Fires along Oregon’s Cascade mountain range grew on Saturday, but at a slower rate than earlier in the week, when strong easterly winds acted like a bellows, pushing two large fires – at Beachie Creek and Riverside – towards each other and population centres including the south-eastern suburbs of Portland.
There was some good news: the same smoke that painted California skies orange also helped crews corral the blaze by blocking the sun, reducing temperatures and raising humidity, officials said.
Smoke created cooler conditions in Oregon, too, but it was also blamed for making the dirtiest air in at least 35 years in some places. The air quality index reading on Saturday morning in Salem, the state capital, was 512. The scale normally goes from zero to 500.
“Our firefighters in Oregon are feeling more optimistic as the weather has calmed in the last couple of days,” Jim Gersbach, a spokesman for the Oregon department of forestry, said, quoted in the Washington Post.
Some communities resembled the bombed-out cities of Europe after the second world war, buildings reduced to charred rubble atop blackened earth. If residents did not manage to flee as the flames closed in, they perished.
In Paradise, northern California, where wildfires claimed 85 lives almost two years ago, smoke from the quarter-million acre and deadly North Complex fire in the Sierra Nevada foothills blanketed the city, which was partially evacuated last week.
“It triggers a lot of feelings from before,” Patti Lloyd, who lost her home in the 2018 blaze, told the Guardian.

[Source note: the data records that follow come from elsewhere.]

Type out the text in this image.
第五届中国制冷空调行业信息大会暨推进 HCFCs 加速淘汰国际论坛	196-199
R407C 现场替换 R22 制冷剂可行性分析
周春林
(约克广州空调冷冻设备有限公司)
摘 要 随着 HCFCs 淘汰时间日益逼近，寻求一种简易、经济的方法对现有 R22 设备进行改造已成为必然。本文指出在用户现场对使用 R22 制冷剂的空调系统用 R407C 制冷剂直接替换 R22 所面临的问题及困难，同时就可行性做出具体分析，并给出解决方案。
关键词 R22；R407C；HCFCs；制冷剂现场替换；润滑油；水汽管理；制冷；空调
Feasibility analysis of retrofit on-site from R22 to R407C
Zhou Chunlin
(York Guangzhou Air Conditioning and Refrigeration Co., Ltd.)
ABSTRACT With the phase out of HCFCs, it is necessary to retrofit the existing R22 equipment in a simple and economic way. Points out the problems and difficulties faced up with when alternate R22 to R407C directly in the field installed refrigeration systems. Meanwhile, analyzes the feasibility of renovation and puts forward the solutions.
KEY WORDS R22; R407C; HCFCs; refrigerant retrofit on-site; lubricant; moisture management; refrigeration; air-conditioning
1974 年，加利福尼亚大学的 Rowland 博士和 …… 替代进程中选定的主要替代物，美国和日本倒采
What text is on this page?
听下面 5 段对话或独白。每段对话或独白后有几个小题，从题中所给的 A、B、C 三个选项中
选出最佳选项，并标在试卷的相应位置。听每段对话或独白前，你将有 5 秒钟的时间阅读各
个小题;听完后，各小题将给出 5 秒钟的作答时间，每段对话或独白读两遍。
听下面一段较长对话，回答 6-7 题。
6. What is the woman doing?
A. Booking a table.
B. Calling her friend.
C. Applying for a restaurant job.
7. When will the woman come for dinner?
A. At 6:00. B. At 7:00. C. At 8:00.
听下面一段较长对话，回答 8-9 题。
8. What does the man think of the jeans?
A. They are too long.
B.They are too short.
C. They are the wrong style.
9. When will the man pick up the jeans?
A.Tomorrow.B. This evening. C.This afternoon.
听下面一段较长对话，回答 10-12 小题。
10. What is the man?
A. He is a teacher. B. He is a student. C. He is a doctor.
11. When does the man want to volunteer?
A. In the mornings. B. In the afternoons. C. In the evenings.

The situation stirred painful memories in others. “A lot of people are hurting. I think people thought the fires were behind us,” said Barbara Manson, who lost her store in 2018.
Oregon’s state fire marshal Jim Walker resigned on Saturday after being placed on administrative leave. Sources said police superintendent Travis Hampton lost confidence in Walker’s handling of the emergency.
Andrew Phelps, Oregon’s director of emergency management, warned that officials were preparing for “a mass fatality incident based on what we know and the number of structures that have been lost”.